Anomaly detection in domestic energy consumption is crucial for improving energy efficiency, identifying faulty
appliances, and identifying unusual patterns of consumption. In this paper, the Isolation Forest (IF) algorithm is employed
to detect anomalies in domestic appliance power consumption. The data consists of high-resolution (1Hz) domestic appliance
power measurements with three chosen features: DISHWASH, HEATHOME, and AIRCOND, corresponding to dishwasher
consumption, home heating, and air conditioning, respectively. These features were selected because they are major
contributors to overall energy usage and have the ability to point towards unusual trends. Preprocessing involved
normalizing the selected features and using Isolation Forest for anomaly detection. IF separates anomalies by recursive
partitioning, effectively separating outliers from regular data. KDE analysis identified that all three features have a bimodal
distribution, which indicates different consumption patterns. Pair plot and 3D visualization outcomes verify that IF
accurately detected two separate outliers.
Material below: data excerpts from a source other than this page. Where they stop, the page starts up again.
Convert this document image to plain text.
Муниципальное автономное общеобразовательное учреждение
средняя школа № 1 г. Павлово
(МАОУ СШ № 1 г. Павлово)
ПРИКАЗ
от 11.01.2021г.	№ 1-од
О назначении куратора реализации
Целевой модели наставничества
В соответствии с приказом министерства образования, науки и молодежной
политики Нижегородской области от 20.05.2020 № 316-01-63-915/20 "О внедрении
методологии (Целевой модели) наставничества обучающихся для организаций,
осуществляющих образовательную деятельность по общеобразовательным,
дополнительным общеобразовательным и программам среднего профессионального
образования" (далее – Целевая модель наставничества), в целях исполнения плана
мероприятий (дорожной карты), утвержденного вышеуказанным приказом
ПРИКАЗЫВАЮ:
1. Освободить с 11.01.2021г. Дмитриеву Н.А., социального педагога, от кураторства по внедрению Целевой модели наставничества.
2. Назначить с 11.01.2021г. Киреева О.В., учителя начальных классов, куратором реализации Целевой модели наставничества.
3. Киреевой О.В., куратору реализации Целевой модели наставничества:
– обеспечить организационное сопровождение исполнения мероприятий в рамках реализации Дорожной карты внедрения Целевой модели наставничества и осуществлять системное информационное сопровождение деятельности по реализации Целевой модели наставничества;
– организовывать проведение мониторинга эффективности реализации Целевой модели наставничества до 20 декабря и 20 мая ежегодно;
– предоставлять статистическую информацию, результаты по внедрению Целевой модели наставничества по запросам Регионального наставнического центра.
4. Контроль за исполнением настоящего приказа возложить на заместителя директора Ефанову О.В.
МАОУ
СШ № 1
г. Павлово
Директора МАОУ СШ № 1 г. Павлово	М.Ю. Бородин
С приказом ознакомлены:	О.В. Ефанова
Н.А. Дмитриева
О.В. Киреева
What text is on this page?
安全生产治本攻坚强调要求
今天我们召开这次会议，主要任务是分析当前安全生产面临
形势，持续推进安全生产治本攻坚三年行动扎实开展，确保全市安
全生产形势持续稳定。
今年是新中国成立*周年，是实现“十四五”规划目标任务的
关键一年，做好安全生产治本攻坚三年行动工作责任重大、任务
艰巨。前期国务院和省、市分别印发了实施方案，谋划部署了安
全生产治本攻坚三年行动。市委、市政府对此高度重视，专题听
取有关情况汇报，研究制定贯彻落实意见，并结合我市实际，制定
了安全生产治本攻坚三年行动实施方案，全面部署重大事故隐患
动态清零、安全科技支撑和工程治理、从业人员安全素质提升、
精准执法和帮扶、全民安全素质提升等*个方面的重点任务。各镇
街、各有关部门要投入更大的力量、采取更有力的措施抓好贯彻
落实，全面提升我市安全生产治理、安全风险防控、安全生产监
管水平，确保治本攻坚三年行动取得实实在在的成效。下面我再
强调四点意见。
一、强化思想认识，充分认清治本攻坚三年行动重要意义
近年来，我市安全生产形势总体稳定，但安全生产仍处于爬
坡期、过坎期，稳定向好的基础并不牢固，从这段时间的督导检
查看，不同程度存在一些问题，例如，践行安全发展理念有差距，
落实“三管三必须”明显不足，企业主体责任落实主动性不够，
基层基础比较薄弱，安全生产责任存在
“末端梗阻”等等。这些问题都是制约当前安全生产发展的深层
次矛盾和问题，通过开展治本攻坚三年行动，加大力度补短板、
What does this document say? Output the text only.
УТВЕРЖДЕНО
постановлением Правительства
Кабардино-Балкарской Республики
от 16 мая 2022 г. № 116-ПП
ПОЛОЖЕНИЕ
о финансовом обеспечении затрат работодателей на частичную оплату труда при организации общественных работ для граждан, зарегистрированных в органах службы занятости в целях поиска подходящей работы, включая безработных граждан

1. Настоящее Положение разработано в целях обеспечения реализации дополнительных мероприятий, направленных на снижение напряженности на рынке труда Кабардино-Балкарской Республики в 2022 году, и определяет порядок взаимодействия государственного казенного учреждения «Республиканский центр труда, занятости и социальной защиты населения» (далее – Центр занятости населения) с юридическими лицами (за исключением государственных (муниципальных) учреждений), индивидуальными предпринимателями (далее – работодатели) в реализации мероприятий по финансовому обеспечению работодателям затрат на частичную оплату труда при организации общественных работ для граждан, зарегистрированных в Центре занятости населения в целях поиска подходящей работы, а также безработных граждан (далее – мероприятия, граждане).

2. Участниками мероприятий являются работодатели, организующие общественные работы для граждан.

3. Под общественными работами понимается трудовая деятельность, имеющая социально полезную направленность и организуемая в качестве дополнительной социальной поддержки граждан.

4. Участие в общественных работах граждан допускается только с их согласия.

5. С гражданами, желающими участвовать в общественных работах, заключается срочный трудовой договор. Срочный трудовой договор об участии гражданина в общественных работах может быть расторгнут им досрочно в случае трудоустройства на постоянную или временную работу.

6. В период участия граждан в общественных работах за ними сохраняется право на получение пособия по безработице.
Further, the histogram of IF anomaly scores verify these results, wherein a 5%
contamination level is utilized to distinguish normal and anomalous points. The findings show that unsupervised machine
learning models such as Isolation Forest are able to identify effectively anomalies in household energy consumption,
providing information on potential energy losses and system errors. The study aims to enhance smart energy monitoring
systems through predictive maintenance and energy optimization applications.
Keywords :
Anomaly Detection, Isolation Forest, Energy Consumption, Machine Learning, Smart Home Monitoring.